Thursday, December 22, 2016

Dalrymple on "Spiritual But Not Religious"

In the wake of the terrorist attacks in Berlin, Theodore Dalrymple has an interesting take at City Journal.

The money quote:

The reason (I surmise) that so many people claim to be spiritual rather than religious is that being spiritual imposes no discipline upon them, at least none that they do not choose themselves. Being religious, on the other hand, implies an obligation to observe rules and rituals that may interfere awkwardly with daily life. Being spiritual-but-not-religious gives you that warm, inner feeling, a bit like whiskey on a cold day, and reassures you that there is more to life—or, at least, to your life—than meets the eye, without actually having to interrupt the flux of everyday existence.
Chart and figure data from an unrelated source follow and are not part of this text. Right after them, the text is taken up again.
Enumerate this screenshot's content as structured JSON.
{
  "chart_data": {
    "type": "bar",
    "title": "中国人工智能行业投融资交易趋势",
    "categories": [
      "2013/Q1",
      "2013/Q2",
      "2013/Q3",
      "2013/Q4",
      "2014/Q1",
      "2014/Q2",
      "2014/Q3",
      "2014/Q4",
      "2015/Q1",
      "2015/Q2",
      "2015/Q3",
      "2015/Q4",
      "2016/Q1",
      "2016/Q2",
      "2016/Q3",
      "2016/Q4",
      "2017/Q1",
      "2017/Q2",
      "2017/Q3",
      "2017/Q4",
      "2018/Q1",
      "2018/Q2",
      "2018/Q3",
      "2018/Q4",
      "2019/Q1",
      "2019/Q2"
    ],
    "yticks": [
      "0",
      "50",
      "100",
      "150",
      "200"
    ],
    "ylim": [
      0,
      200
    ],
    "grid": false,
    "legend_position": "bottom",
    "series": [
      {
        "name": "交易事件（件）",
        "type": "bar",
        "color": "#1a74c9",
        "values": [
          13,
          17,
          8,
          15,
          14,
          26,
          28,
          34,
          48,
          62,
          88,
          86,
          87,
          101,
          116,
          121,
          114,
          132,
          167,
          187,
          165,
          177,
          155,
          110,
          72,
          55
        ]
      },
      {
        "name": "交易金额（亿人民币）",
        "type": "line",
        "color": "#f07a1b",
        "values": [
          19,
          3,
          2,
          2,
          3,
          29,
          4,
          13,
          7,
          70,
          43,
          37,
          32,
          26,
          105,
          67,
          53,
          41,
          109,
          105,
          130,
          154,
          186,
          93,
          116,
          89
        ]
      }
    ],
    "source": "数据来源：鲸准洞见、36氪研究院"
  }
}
It is the gratification of religion without the inconvenience of religion. Unfortunately, like many highly diluted solutions, it has no taste.


B. said...

At its best it has no taste but at its worst, "spirituality without religion" is dangerous as it is fertile ground for pride, especially, spiritual pride. Religion is difficult for many reasons, mostly though, it is difficult because its internal system of checks and balances forces us to live life "topsy turvy" as Chesterton would say, which is something that we cannot do of our own volition. The more we try to dominate religion the more it rejects us, until we give up and it begins to humbles= us, both intellectually and spiritually.
God of the bible is challenging and humbling and thus he is dynamic, a hound of heaven that leaves no parts of our soul untouched. Our personal God is just another item among others that our minds suck into the black hole that is our ego. As Fulton Sheen says "what is Satanic is wanting the divinity of Christ without the cross".

Unknown said...

The relationship to ''the rules'' is crucial; Even (or especially) for non-believers, the greatest thing religion has to offer is how it allows us to interrogate the relationship between Authority and The Good (The Euthyphro dilemma) or, in other terms, the relationship to the SuperEgo. As B. says, pride is one danger of spirituality; the other is the loss of pride, or more specifically, the loss of a sense of defiance in the face of established norms and the consequent failure to see the 'Good' as something which subverts and surprises, rather than fulfills, expectations. When everything is just 'spiritual,' the personal fear and trembling, the inner conflict and confusion, are leached out.
"Do not suppose that I have come to bring peace to the earth. I did not come to bring peace, but a sword."

David T. said...

That's right. The contemporary summum bonum is a life free of anxiety or stress, rather than possession of the true Good. Of course, a worm or a house cat lives without much stress or anxiety.